As the LDS church grows and expands internationally what role does the necktie play? The answer should be none if we are talking about the tie as an article of clothing. The scriptures give principles regarding dress and grooming but never since the law of Moses are specific articles of clothing dictated. 

So what are the principles? D&C 42 is a good start where the instruction to the Saints regarding clothing was for all things to be done in cleanliness before [Him], for their garments to be “plain” and “their beauty the beauty of the work of thine own hands.” Most important the overarching commandment preceding 
those instructions was “thou shalt not be proud in thy heart," a lesson we should learn from the Book of Mormon where pride almost always goes hand and hand with costly apparel. 

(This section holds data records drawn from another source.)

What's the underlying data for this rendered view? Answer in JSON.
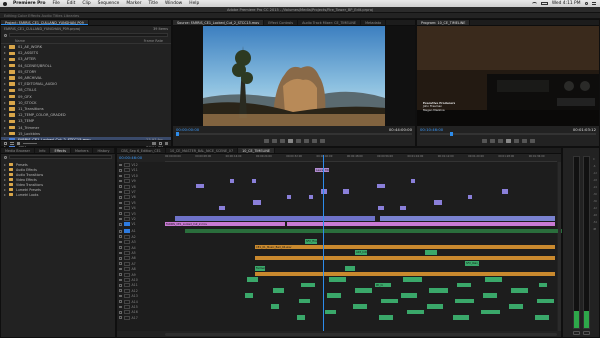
{
  "menubar": {
    "items": [
      {
        "label": "Premiere Pro",
        "bold": true
      },
      {
        "label": "File"
      },
      {
        "label": "Edit"
      },
      {
        "label": "Clip"
      },
      {
        "label": "Sequence"
      },
      {
        "label": "Marker"
      },
      {
        "label": "Title"
      },
      {
        "label": "Window"
      },
      {
        "label": "Help"
      }
    ],
    "clock": "Wed 4:11 PM"
  },
  "app_title": "Adobe Premiere Pro CC 2015 - /Volumes/Media/Projects/Fire_Tower_BP_Edit.prproj",
  "workspaces": "Editing   Color   Effects   Audio   Titles   Libraries",
  "project": {
    "tab": "Project: FARRIS_CE1_CULLAND_YUNGHAN_P09",
    "name": "FARRIS_CE1_CULLAND_YUNGHAN_P09.prproj",
    "count": "39 Items",
    "col_name": "Name",
    "col_fps": "Frame Rate",
    "items": [
      {
        "label": "01_AE_WORK",
        "color": "#d9a64a"
      },
      {
        "label": "02_ASSETS",
        "color": "#d9a64a"
      },
      {
        "label": "03_AFTER",
        "color": "#d9a64a"
      },
      {
        "label": "04_SCENES/BROLL",
        "color": "#d9a64a"
      },
      {
        "label": "05_STORY",
        "color": "#d9a64a"
      },
      {
        "label": "06_ARCHIVAL",
        "color": "#d9a64a"
      },
      {
        "label": "07_EDITORIAL_AUDIO",
        "color": "#d9a64a"
      },
      {
        "label": "08_CTILLS",
        "color": "#d9a64a"
      },
      {
        "label": "09_GFX",
        "color": "#d9a64a"
      },
      {
        "label": "10_STOCK",
        "color": "#d9a64a"
      },
      {
        "label": "11_Transitions",
        "color": "#d9a64a"
      },
      {
        "label": "12_TEMP_COLOR_GRADED",
        "color": "#d9a64a"
      },
      {
        "label": "13_TEMP",
        "color": "#d9a64a"
      },
      {
        "label": "14_Trimmer",
        "color": "#d9a64a"
      },
      {
        "label": "15_Lockbins",
        "color": "#d9a64a"
      },
      {
        "label": "FARRIS_CE1_Locked_Cut_2_STCC15.mov",
        "fps": "23.97 fps",
        "selected": true,
        "color": "#4a7fd9"
      },
      {
        "label": "Trim",
        "fps": "23.97 fps",
        "color": "#4a7fd9"
      },
      {
        "label": "aMapset",
        "fps": "",
        "color": "#d9a64a"
      }
    ]
  },
  "source": {
    "tabs": [
      "Source: FARRIS_CE1_Locked_Cut_2_STCC15.mov",
      "Effect Controls",
      "Audio Track Mixer: CE_TIMELINE",
      "Metadata"
    ],
    "tc_in": "00:00:00:00",
    "tc_out": "00:44:00:00"
  },
  "program": {
    "tab": "Program: 10_CE_TIMELINE",
    "credits": [
      "Executive Producers",
      "John Freeman",
      "Megan Mazzina"
    ],
    "tc_in": "00:10:46:00",
    "tc_out": "00:01:03:12"
  },
  "effects": {
    "tabs": [
      "Media Browser",
      "Info",
      "Effects",
      "Markers",
      "History"
    ],
    "search_placeholder": "",
    "items": [
      "Presets",
      "Audio Effects",
      "Audio Transitions",
      "Video Effects",
      "Video Transitions",
      "Lumetri Presets",
      "Lumetri Looks"
    ]
  },
  "timeline": {
    "tabs": [
      "CBS_Sep 6_Edition_CE1",
      "10_CE_MASTER_BAL_NICE_SCENE_07",
      "10_CE_TIMELINE"
    ],
    "timecode": "00:00:46:00",
    "ruler": [
      "00:00:00:00",
      "00:00:08:00",
      "00:00:16:00",
      "00:00:24:00",
      "00:00:32:00",
      "00:00:40:00",
      "00:00:48:00",
      "00:00:56:00",
      "00:01:04:00",
      "00:01:12:00",
      "00:01:20:00",
      "00:01:28:00",
      "00:01:36:00"
    ],
    "video_tracks": [
      "V12",
      "V11",
      "V10",
      "V9",
      "V8",
      "V7",
      "V6",
      "V5",
      "V4",
      "V3",
      "V2",
      "V1"
    ],
    "audio_tracks": [
      "A1",
      "A2",
      "A3",
      "A4",
      "A5",
      "A6",
      "A7",
      "A8",
      "A9",
      "A10",
      "A11",
      "A12",
      "A13",
      "A14",
      "A15",
      "A16",
      "A17"
    ],
    "title_clip": "Laurel Title",
    "main_clip": "FARRIS_CE1_Locked_Cut_2.mov",
    "clip_names": [
      "CE1_01_Music_Bed_04.wav",
      "A03_Intro_Rich",
      "Farmer_Rain",
      "Pit_Crowd_RAW",
      "SFX_Fire",
      "SFX_Rain_Sweep"
    ]
  },
  "colors": {
    "accent_blue": "#2d8ceb",
    "video_clip": "#8a7fd9",
    "main_clip": "#c97ad4",
    "audio_green": "#3aa86a",
    "audio_orange": "#c9892e",
    "selected_blue": "#4a7fd9"
  }
}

I would love to see greater liberty given to local cultural congregations to determine appropriate Sunday apparel. If we talk about 'dressing up' for church out of respect and honoring of the Sabbath-as a special day set aside from the rest the week- then I would propose that each culture will have the appropriate style or level of dress within their culture and not require an importation from the West.  Is there any good reason why these two pictures could not be pictures of LDS Bishops on Sunday?

In the West the appropriate style typically means dress shirts and ties for the men and typically dresses or skirts for the women. In other parts of the world those same principles can manifest themselves in different fashions. When I was in Ghana I loved the fact that the women dressed up in their bright brilliant dresses with colorful patterns, never over the top or an issue of pride but it was simply their cultural norm of dress for such a level of respect and honor. The men, however, in Ghana wore the business suits and ties of the West, despite having a local counterpart to the women's clothing. Of course in nearly all parts of the world the business attire of the West has some foothold but I don't think it should be demanded or expected that every deacon in Indonesia or every bishop in Uganda to be wearing a white shirt and tie. I think the white shirt and tie that the church brings with it into international areas of the church actually acts as a barrier for some investigators and potential members of the church. That extra bit of Western culture will cause the church to be viewed as an American church and somewhat elitist, bordering pride for observers from the outside.